Beto O’Rourke announces he’s running for president
The newest entrant in the 2020 race will launch his South Carolina campaign by visiting sites with special relevance to the state’s African-American community.
Beto O’Rourke will kick off his South Carolina swing Friday with a visit to the site of Rock Hill’s historic Friendship Nine lunch counter sit-in in 1961, the campaign announced Wednesday.
Later in the day, O’Rourke will visit S.C. State University in Orangeburg. The school is the state’s largest historically black university and the alma mater of U.S. Rep. Jim Clyburn, D-Columbia, the House majority whip and South Carolina’s most prominent Democrat.
The itinerary indicates that O’Rourke hopes to reach African-American voters, who made up 61 percent of Democratic primary voters in the 2016 presidential race.

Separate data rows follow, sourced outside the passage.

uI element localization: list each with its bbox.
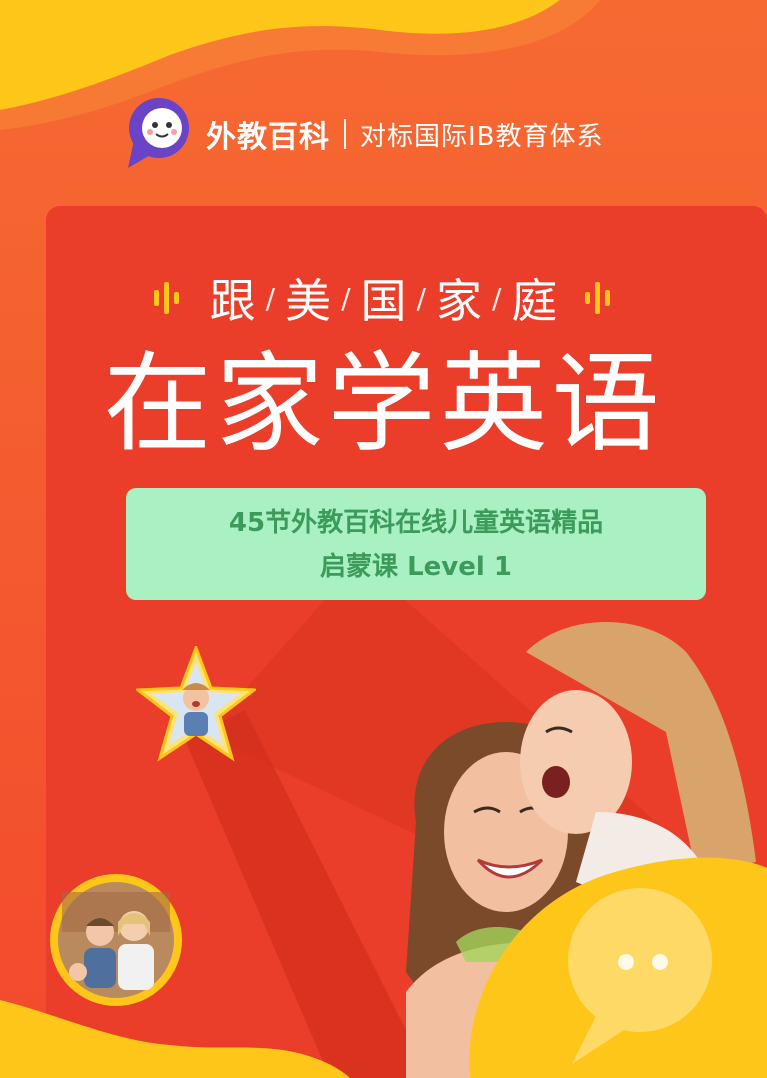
bubble-dot-icon [652, 954, 668, 970]
foreground-yellow-blob [469, 857, 767, 1078]
bubble-dot-icon [618, 954, 634, 970]
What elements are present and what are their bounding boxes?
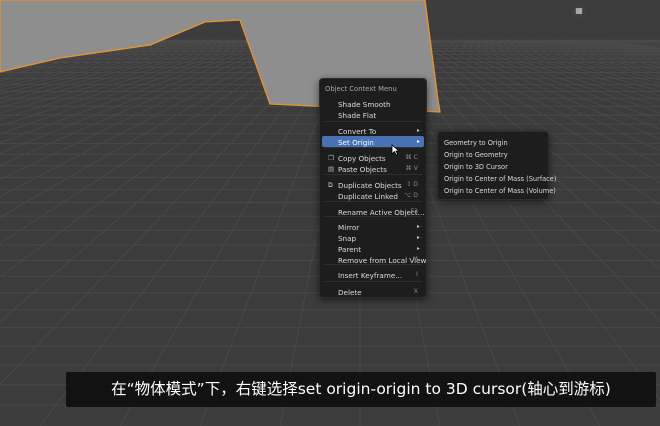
mouse-cursor-icon: [391, 141, 401, 160]
submenu-item-origin-to-3d-cursor[interactable]: Origin to 3D Cursor: [440, 161, 546, 172]
menu-separator: [324, 121, 422, 122]
submenu-arrow-icon: ▸: [416, 222, 420, 230]
menu-item-label: Duplicate Linked: [338, 191, 398, 201]
menu-item-shortcut: I: [416, 270, 418, 278]
menu-item-label: Shade Flat: [338, 110, 377, 120]
menu-separator: [324, 281, 422, 282]
submenu-arrow-icon: ▸: [416, 126, 420, 134]
menu-item-duplicate-linked[interactable]: Duplicate Linked ⌥ D: [322, 190, 424, 201]
menu-item-delete[interactable]: Delete X: [322, 286, 424, 297]
menu-item-shortcut: ⌘ V: [405, 164, 418, 172]
submenu-item-label: Origin to Geometry: [444, 151, 508, 159]
menu-item-remove-from-local-view[interactable]: Remove from Local View M: [322, 254, 426, 265]
submenu-item-label: Geometry to Origin: [444, 139, 508, 147]
menu-item-shade-flat[interactable]: Shade Flat: [322, 109, 424, 120]
menu-item-label: Duplicate Objects: [338, 180, 402, 190]
menu-item-convert-to[interactable]: Convert To ▸: [322, 125, 424, 136]
menu-separator: [324, 147, 422, 148]
menu-item-label: Set Origin: [338, 137, 374, 147]
menu-item-shortcut: ⌥ D: [404, 191, 418, 199]
submenu-item-geometry-to-origin[interactable]: Geometry to Origin: [440, 137, 546, 148]
menu-title: Object Context Menu: [325, 85, 397, 93]
submenu-item-label: Origin to Center of Mass (Volume): [444, 187, 556, 195]
submenu-item-origin-to-center-of-mass-volume[interactable]: Origin to Center of Mass (Volume): [440, 185, 556, 196]
menu-item-label: Delete: [338, 287, 362, 297]
menu-item-label: Paste Objects: [338, 164, 387, 174]
menu-item-shade-smooth[interactable]: Shade Smooth: [322, 98, 424, 109]
menu-item-label: Mirror: [338, 222, 360, 232]
submenu-item-label: Origin to 3D Cursor: [444, 163, 508, 171]
menu-item-set-origin[interactable]: Set Origin ▸: [322, 136, 424, 147]
duplicate-icon: ⧉: [328, 181, 333, 189]
paste-icon: ▤: [328, 165, 335, 173]
menu-item-copy-objects[interactable]: ❐ Copy Objects ⌘ C: [322, 152, 424, 163]
menu-separator: [324, 174, 422, 175]
menu-item-label: Parent: [338, 244, 362, 254]
menu-item-label: Shade Smooth: [338, 99, 391, 109]
submenu-item-label: Origin to Center of Mass (Surface): [444, 175, 557, 183]
grid-view-icon[interactable]: ▦: [572, 4, 586, 18]
menu-item-shortcut: ⇧ D: [406, 180, 418, 188]
menu-item-parent[interactable]: Parent ▸: [322, 243, 424, 254]
submenu-item-origin-to-center-of-mass-surface[interactable]: Origin to Center of Mass (Surface): [440, 173, 556, 184]
menu-item-snap[interactable]: Snap ▸: [322, 232, 424, 243]
menu-item-insert-keyframe[interactable]: Insert Keyframe... I: [322, 269, 424, 280]
submenu-arrow-icon: ▸: [416, 233, 420, 241]
menu-item-mirror[interactable]: Mirror ▸: [322, 221, 424, 232]
menu-item-label: Insert Keyframe...: [338, 270, 403, 280]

But the highlight of O’Rourke’s visit will likely be his appearance the Russell House student union at the University of South Carolina in Columbia. O’Rourke will have a meet-and-greet with student Democrats at 11:15 a.m. before he speaks from the Russell House patio.
O’Rourke is the latest entrant in an increasingly crowded Democratic field for the 2020 nomination. A former congressman, O’Rourke narrowly lost to U.S. Sen. Ted Cruz, R-Texas, in last year’s midterm Senate race, but gained national buzz for the attempt in a deeply red state.
The candidate will kick off his South Carolina swing Friday morning with a visit to Rock Hill, where he will tour the Friendship Nine site with Rock Hill Mayor John Gettys before meeting voters at Amelie’s Cafe at 8:10 a.m. In Columbia, O’Rourke is expected to tour Main Street with Mayor Steve Benjamin ahead of his Russell House appearance.
Later Friday, O’Rourke heads to Orangeburg, where he will meet with students at S.C. State University in the student center plaza starting at 2:25 p.m. He will finish the day with a meet-and-greet at Tradesman Brewing Company in Charleston at 5:30 p.m.
On Saturday, O’Rourke will speak with Lowcountry Students for Political Action prior to a March For Our Lives calling for gun reform in Charleston.